Glancing around the room, Cassian observed that all the windows were also hung with Indrisan silk, while paintings and tapestries seemed to cover almost every available stretch of wall not otherwise bearing the weight of a multitude of books. T'skrang baskets held bowls of fruit and delicate bottles gleamed with many-colored liqueurs. Though opulent, the decor did not have an air of ostentation, and Cassian was intrigued to note a simple, but starkly fine, piece of obsidiman pottery gracing the floor between the two largest bookshelves.

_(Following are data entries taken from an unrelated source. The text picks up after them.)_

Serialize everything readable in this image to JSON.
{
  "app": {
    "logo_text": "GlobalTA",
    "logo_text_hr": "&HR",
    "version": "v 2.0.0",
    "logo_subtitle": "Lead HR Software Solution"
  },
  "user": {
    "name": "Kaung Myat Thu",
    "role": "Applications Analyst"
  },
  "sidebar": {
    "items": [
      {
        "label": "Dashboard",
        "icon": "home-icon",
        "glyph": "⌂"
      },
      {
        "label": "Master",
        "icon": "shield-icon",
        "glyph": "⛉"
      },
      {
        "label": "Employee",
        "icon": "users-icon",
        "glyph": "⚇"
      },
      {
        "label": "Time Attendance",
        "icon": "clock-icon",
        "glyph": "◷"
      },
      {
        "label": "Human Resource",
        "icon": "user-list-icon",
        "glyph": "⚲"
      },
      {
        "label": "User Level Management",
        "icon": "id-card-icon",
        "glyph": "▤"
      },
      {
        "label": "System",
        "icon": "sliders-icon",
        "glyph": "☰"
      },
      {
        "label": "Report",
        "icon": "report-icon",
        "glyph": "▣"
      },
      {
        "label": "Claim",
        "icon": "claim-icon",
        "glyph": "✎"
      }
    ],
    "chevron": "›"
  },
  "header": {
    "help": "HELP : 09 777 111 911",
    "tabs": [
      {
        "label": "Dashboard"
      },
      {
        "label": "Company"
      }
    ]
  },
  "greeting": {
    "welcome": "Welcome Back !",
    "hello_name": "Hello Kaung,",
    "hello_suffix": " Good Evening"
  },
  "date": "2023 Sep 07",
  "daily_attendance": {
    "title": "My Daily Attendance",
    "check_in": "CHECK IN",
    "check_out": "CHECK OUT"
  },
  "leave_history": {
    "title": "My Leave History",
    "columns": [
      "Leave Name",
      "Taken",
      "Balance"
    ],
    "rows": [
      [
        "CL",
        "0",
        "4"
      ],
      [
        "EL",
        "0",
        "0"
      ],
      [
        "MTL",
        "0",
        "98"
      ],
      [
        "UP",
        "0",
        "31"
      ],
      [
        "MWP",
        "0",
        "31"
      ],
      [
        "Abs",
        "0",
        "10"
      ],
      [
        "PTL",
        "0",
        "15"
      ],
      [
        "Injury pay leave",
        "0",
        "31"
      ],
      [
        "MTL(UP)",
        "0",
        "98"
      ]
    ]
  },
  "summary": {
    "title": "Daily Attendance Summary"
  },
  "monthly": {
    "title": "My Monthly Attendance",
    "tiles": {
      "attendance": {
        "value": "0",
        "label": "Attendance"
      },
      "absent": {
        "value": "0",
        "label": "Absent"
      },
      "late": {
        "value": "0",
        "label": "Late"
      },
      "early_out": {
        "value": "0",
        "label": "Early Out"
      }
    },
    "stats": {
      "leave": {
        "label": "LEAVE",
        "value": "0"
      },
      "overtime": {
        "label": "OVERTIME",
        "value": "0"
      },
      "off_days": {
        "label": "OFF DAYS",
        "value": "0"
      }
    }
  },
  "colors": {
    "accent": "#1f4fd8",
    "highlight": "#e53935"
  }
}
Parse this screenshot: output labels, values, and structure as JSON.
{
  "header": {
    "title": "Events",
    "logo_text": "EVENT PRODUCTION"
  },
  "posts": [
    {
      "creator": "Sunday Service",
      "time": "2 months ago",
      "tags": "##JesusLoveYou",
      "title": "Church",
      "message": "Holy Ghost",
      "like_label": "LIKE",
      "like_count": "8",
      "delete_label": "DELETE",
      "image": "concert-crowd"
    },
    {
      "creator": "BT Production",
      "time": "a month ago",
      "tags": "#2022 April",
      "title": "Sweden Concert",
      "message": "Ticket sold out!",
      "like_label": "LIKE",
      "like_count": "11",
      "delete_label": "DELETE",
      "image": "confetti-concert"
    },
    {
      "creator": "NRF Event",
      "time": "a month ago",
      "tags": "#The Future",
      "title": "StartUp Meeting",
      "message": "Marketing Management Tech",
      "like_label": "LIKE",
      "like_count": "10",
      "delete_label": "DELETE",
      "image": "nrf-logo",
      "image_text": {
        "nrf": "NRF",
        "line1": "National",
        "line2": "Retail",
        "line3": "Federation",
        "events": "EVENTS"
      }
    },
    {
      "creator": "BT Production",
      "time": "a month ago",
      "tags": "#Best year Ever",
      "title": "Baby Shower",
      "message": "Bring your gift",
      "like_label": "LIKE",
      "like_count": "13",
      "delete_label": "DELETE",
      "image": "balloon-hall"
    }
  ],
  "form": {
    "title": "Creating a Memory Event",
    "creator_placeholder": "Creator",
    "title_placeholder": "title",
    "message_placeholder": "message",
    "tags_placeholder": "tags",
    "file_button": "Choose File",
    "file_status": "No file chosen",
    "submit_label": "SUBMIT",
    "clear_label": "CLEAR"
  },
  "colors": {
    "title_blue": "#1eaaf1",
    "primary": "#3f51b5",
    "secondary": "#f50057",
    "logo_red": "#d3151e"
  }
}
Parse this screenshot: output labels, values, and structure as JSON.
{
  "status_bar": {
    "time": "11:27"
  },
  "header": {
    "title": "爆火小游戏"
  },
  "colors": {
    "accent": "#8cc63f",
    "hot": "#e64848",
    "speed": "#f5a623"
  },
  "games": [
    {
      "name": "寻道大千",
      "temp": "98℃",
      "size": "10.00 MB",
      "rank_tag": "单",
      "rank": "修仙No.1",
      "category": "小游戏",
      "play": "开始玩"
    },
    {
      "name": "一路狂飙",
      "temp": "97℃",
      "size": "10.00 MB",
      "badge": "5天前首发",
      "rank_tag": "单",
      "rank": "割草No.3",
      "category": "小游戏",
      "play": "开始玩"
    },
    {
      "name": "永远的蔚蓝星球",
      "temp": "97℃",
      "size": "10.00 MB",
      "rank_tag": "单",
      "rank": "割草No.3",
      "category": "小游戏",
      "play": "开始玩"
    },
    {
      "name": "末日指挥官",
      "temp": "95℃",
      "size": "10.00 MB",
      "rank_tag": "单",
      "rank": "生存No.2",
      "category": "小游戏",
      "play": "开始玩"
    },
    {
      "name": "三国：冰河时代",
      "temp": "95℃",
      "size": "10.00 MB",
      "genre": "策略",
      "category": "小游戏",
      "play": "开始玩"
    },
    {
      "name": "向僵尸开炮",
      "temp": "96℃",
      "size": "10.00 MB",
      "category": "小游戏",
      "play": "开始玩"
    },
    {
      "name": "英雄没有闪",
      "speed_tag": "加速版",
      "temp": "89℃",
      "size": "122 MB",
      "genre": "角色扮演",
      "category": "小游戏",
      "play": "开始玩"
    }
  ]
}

"Now, Cassian," Patracheus said as he finished the fruit with a slurp of pleasure, "you are doubtless wondering why a man who holds the city's purse-strings lives so very well. And if you aren't wondering whether I might have appropriated some of those funds for myself, I should be very shocked. A man of your intelligence and position would naturally conclude just that. However"— Patracheus picked up an ornate gold flask with several lengths of fine tubing hanging from it—"I inherited a very considerable sum from my father. Several millions, in point of fact. Most of this," and he swept an arm lazily around the place, "was purchased by him. My expenditure, in point of fact, has actually been quite modest over the years."
Cassian smiled, and suddenly the man came around and fixed him with his sharp eyes. His free hand pushed back his gold-blonde hair in a deliberately exaggerated gesture as the elf recoiled slightly from the directness of his gaze. Patracheus smiled cheerfully as he packed a little white dust and a chunk of a lustrous brown substance into the flask.
"Come now, your smile tells me you do not believe me wholly. Good for you. You'd be a fool if you did. I must be truthful, I do tell lies. On occasion."
I think I shall dispense with protocol here, Cassian decided. This man has wits sharp enough to sidestep any tangents or stratagems I might employ.
"Can I offer you some? It's very good," Patracheus said, using a taper to light the oil in a receptacle at the base of the flask. "Opara, of course, and some exquisitely line kokaila, true root of kokala. The smoke is drawn through doubly distilled qualifarn, which mellows and smoothes it and adds a lingering aftertaste of delicious nature."